- Native to: Nigeria, Niger, Chad, Cameroon
- Region: Lake Chad
- Ethnicity: Kanuri (Yerwa Kanuri)
- Speakers: L1: 9.27 million (2019–2024) L2: 500,000
- Language family: Nilo-Saharan? SaharanWesternKanuriCentral Kanuri; ; ; ;
- Dialects: Kagama; Lare; Kwayam; Njesko; Kuvuri; Ngazar; Guvja; Mao; Temageri; Fadawa; Yerwa; Maiduguri;
- Writing system: Latin Arabic (Ajami)

Language codes
- ISO 639-3: knc
- Glottolog: cent2050

= Central Kanuri =

Dialect of the Kanuri language

Central Kanuri or Yerwa Kanuri, is a variety of the Kanuri language spoken mainly in adjacent parts of Nigeria, Niger, Cameroon, and Chad, as well as by a diaspora community residing in Sudan. It is spoken by the Yerwa Kanuri, who are the largest subgroup of Kanuri people in West and Central Africa. Yerwa Kanuri is the largest of the Kanuri varieties. It is also used for both oral and written communication in Cameroon and is classified within the Saharan branch of the Nilo-Saharan language family. The Yerwa Kanuri variety of the Kanuri language in Nigeria is written using the Ajami script of the Arabic alphabet.

== Geographic distribution ==
Yerwa Kanuri is a Language of Wider Communication (LWC) and de facto language of provincial identity in Borno, Yobe, and Gombe states of Nigeria. It is used in education and is widespread generally. The Kanuri language, serving as the de facto language of provincial identity in Borno, Yobe, and Gombe states, is used in education and widely spoken in those regions.

Originating from the central-south Sahara area, the Kanuri people expanded around Lake Chad in the late 7th century.
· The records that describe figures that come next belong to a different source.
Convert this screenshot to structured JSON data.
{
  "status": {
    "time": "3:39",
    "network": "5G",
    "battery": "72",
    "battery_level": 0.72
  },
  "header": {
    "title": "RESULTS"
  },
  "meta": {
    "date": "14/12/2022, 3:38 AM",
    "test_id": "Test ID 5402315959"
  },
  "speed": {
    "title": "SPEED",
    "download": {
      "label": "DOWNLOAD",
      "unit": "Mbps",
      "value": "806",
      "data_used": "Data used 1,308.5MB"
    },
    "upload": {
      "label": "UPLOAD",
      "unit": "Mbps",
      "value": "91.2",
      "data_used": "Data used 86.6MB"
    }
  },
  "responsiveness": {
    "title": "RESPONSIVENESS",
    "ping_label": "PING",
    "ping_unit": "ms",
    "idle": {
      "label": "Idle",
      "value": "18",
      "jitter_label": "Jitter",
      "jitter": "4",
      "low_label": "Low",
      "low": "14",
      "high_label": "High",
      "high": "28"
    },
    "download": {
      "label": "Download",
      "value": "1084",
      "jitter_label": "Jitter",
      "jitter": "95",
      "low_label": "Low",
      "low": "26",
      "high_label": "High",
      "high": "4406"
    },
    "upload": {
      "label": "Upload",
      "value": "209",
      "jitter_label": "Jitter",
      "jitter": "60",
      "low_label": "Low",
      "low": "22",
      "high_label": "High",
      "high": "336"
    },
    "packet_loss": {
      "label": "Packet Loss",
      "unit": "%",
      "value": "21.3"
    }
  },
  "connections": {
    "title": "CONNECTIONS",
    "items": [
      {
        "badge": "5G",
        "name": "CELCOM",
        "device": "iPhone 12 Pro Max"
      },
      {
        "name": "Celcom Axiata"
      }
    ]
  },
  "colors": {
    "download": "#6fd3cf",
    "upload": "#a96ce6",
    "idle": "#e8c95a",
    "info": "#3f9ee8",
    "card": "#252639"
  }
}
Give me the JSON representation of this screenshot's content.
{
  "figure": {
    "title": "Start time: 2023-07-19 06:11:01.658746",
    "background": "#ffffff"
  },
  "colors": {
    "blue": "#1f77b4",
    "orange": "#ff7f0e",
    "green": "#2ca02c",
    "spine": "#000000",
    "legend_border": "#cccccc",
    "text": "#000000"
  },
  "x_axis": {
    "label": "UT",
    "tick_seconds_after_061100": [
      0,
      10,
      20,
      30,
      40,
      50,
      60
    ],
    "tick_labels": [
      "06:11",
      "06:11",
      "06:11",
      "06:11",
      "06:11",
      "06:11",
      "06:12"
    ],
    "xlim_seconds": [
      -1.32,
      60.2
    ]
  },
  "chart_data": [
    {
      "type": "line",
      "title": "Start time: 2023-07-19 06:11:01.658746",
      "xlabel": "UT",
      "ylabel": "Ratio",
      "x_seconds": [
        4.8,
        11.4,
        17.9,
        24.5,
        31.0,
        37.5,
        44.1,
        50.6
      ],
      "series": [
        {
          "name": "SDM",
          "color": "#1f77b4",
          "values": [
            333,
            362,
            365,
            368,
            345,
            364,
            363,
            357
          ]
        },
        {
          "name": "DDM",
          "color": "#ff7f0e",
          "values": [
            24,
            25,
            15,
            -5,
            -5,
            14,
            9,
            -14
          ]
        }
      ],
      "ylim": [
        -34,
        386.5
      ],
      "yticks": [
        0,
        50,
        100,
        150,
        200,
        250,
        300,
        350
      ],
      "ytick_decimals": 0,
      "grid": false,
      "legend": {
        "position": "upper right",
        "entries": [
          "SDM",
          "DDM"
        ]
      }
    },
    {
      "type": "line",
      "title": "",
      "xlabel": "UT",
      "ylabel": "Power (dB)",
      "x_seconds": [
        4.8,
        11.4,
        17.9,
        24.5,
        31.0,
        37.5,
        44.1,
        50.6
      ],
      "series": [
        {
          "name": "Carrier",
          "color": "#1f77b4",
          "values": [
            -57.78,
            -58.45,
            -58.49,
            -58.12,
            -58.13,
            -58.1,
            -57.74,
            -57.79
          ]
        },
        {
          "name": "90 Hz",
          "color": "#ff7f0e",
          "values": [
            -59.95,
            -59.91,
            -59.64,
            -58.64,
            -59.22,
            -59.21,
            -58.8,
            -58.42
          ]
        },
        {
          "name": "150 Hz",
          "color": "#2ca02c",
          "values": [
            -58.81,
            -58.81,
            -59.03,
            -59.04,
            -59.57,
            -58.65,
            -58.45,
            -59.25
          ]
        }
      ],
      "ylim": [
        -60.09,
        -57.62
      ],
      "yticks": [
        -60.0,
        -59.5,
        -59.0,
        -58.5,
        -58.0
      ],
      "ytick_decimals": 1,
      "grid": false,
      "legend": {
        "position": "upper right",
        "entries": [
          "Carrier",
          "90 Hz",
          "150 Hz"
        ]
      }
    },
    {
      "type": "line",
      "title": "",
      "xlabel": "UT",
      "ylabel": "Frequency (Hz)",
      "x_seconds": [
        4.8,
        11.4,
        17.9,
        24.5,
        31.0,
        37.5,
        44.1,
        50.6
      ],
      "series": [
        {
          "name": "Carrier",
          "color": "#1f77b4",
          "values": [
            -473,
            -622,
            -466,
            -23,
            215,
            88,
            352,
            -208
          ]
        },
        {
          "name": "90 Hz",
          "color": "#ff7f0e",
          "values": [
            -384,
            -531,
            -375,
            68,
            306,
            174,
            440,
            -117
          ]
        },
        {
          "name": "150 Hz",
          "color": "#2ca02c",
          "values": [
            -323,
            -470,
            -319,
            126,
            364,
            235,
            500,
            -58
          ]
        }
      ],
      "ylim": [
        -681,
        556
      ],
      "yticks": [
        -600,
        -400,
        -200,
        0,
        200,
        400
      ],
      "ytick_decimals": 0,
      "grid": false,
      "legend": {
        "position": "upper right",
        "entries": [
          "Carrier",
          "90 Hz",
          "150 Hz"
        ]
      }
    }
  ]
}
They are the dominant ethnic group in Borno State, and their language became prevalent in the mid-19th century. It is used in trade, daily life, religion and literature in those states but also across Central Africa.

== Linguistics ==

=== Morphology ===
In terms of morphology, it exhibits a system of affixation, incorporating prefixes, suffixes and infixes to convey various grammatical and semantic nuances. Phonologically, Central Kanuri is characterized by a diverse set of consonants and vowels, including nasalized vowels. The language has tonal distinctions, which contribute to lexical and grammatical meaning.

=== Grammar ===
Grammatically, Central Kanuri follows a subject-object-verb (SOV) word order, with the subject typically preceding and the object following the verb. The language features a variety of grammatical features such as gender agreement; noun classes; and a complex system of verbal inflections to mark tense, aspect, and mood. Noun classes play a crucial role in Central Kanuri and influence concord with adjectives, pronouns, and verbs.

Postpositions in Central Kanuri are used to express relationships between entities and are essential for indicating spatial and temporal relationships. Verbs are highly inflected, reflecting various grammatical categories and providing a nuanced understanding of actions and events. The language incorporates a system of verbal derivation to create new words and convey shades of meaning.

=== Dialects ===
Yerwa Kanuri is named after the central dialect of Yerwa, which is spoken in mainly in Nigeria. The language has several dialects, only some of which are mutually intelligible to other speakers of Central Kanuri. The Kwayam dialect is not understood by speakers of other dialects, and the Maiduguri dialect, named after the town of Maiduguri, is mutually intelligible with other dialects of Yerwa Kanuri.